Board members for the water authority and Lead Hill town officials appeared before Womack on Tuesday at the Newton County Courthouse in Jasper.

During the hearing, Womack told Lead Hill Mayor Jimmie Lou Nuessner, Town Councilmen Gary Van Meter and Mike Farrar, and Recorder Kaye Farrar that he has twice ordered the town to make payments, once in March and again in May. No payments were made until the end of July, he said.

"Instead of complying with the court's order, you've dug a $66,000 hole for your customers and your constituents to now have to pay back when you had ample warning," Womack said.

The water authority sued Lead Hill in October after it quit making monthly payments and notified the authority that it would disconnect from the water authority's new system. The town resumed using its own well system soon after.

The water authority began supplying the town in November 2012 after the completion of a $72 million project to build a new water-treatment facility and to distribute water from Bull Shoals Lake to Lead Hill and 17 other members via 120 miles of pipeline.

Under Lead Hill's contract that helped to guarantee federal loans, officials agreed to purchase wholesale water from the water authority -- at a minimum monthly charge -- regardless of whether Lead Hill took water from the water authority.

After a May 22 hearing, Womack ruled in favor of the water authority and instructed Lead Hill to abide by its contract.

By last week, the town owed the water authority $65,939.62 in unpaid bills. The town sent the water authority a check last week for $1,000, said Chris Lawson, an attorney for the water authority.

Representatives for the water authority and Lead Hill agreed Tuesday that the town would reconnect to the authority's water and that the town would begin making monthly payments by mid-September.

Town officials also will give Lead Hill voters the option of adopting a sales tax or increasing water rates to the level necessary for the town to meet its financial obligations, according to an agreement read in court. The additional revenue would go toward monthly payments for ongoing water use and toward repaying what's owed to the water authority.

The town will have three years to pay the overdue amounts.

"I was really pleased the parties were able to come to some agreement so the town can receive a reliable source of potable water for its customers," Lawson said. "We really want to be able to establish a financial working relationship with the town."

Sam Pasthing, an attorney for Lead Hill, said the resolution gives the town a path forward while town officials continue to pursue an appeal.

Under the agreement, the water authority and the town will continue to try to resolve outstanding contractual issues related to the amount of water used, Pasthing said.

Nuessner has said the town lost population after the contract was signed, and that means the minimum monthly charge of $5,200 would amount to paying for more water than the town uses.

But beginning Sept. 15 and the 15th of every month after that, the town must make payments to the water authority, Womack said.

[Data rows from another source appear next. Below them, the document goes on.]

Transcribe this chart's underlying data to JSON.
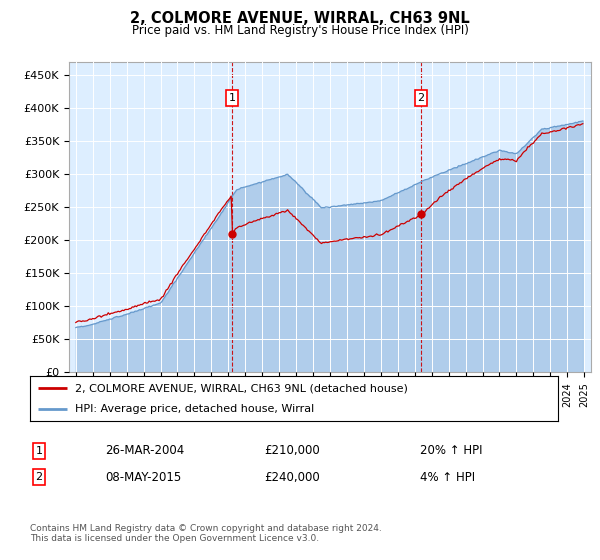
{
  "title": "2, COLMORE AVENUE, WIRRAL, CH63 9NL",
  "subtitle": "Price paid vs. HM Land Registry's House Price Index (HPI)",
  "sale1_date": "26-MAR-2004",
  "sale1_price": 210000,
  "sale1_label": "20% ↑ HPI",
  "sale1_x": 2004.23,
  "sale2_date": "08-MAY-2015",
  "sale2_price": 240000,
  "sale2_label": "4% ↑ HPI",
  "sale2_x": 2015.36,
  "legend_line1": "2, COLMORE AVENUE, WIRRAL, CH63 9NL (detached house)",
  "legend_line2": "HPI: Average price, detached house, Wirral",
  "footer": "Contains HM Land Registry data © Crown copyright and database right 2024.\nThis data is licensed under the Open Government Licence v3.0.",
  "hpi_color": "#a8c8e8",
  "hpi_line_color": "#6699cc",
  "price_color": "#cc0000",
  "background_color": "#ddeeff",
  "ylim": [
    0,
    470000
  ],
  "xlim_start": 1994.6,
  "xlim_end": 2025.4,
  "yticks": [
    0,
    50000,
    100000,
    150000,
    200000,
    250000,
    300000,
    350000,
    400000,
    450000
  ],
  "ytick_labels": [
    "£0",
    "£50K",
    "£100K",
    "£150K",
    "£200K",
    "£250K",
    "£300K",
    "£350K",
    "£400K",
    "£450K"
  ]
}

If the town is more than five days late, the court will issue an order for town officials to be jailed until a payment is made, Womack said.

Under the agreement, the overdue amount will be subject to 2.75 percent interest, the same amount of interest the water authority owes to the federal government on loans issued to build the treatment plant and pipelines, Lawson said.

The water authority also will provide the services of a consultant to conduct an analysis on the town's water system rate structure, and the town has agreed to contact the consultant, Lawson said.